"It's been a very big learning experience for me," says Jamie Leach of Fordsville, who will be voting for the first time. She's been learning about the candidates and the issues.
"They've pretty much been talking about all of it," she says. "We live in a very, very small town, and we just want the drugs off the streets."
But most voters aren't, despite the growing attention to the U.S. Senate race. Kentucky Secretary of State Alison Lundergan Grimes says statewide turnout could be at around 30%. But Kentucky Wesleyan Political Science Professor William Conroy says turnout will be key.
"I expect if the turnout is decent, Bevin will be crushed," he says.
In the senate primaries, low turnout could benefit Bevin. Conroy says his supporters could be more determined to vote tomorrow.
"Bevin is a Tea Party person, which means his supporters are very motivated, very far right, and they will come out to vote," Conroy says.

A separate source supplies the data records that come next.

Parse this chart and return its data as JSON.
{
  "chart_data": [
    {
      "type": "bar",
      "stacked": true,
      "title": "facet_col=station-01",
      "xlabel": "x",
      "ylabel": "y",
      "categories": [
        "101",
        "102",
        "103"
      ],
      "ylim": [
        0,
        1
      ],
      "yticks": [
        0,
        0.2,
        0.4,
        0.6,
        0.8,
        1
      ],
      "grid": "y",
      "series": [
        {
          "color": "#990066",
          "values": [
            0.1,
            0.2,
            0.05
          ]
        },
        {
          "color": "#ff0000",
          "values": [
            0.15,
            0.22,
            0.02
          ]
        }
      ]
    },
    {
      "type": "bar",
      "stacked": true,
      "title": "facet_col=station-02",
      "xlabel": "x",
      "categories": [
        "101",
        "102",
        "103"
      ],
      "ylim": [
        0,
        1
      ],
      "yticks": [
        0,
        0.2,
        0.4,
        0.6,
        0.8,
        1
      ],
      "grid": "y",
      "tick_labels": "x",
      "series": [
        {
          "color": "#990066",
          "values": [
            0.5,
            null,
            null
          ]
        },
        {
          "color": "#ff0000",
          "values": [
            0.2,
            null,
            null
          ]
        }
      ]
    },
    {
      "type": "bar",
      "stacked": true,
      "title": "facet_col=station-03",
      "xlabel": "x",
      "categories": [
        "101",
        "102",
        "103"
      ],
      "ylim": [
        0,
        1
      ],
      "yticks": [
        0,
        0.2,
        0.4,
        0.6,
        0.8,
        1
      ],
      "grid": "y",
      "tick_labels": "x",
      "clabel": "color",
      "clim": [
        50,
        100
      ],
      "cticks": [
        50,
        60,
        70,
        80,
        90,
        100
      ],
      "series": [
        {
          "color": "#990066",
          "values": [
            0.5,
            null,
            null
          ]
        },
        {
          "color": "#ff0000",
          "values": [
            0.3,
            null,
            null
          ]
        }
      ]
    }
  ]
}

On the Democratic side, Alison Lundergan Grimes is expected to win, despite facing three other candidates. Turnout could impact local races, such as the Daviess County Judge Executive race between Al Mattingly and Gary Boswell.
"If you go around and look at the signs in town, it looks like he has a core of supporters," says Conroy. "If you have low turnout, Mattingly could be upended."
Conroy adds if McConnell doesn't win by as big a margin as polls suggest, then it could encourage more money to go to the Grimes campaign this fall.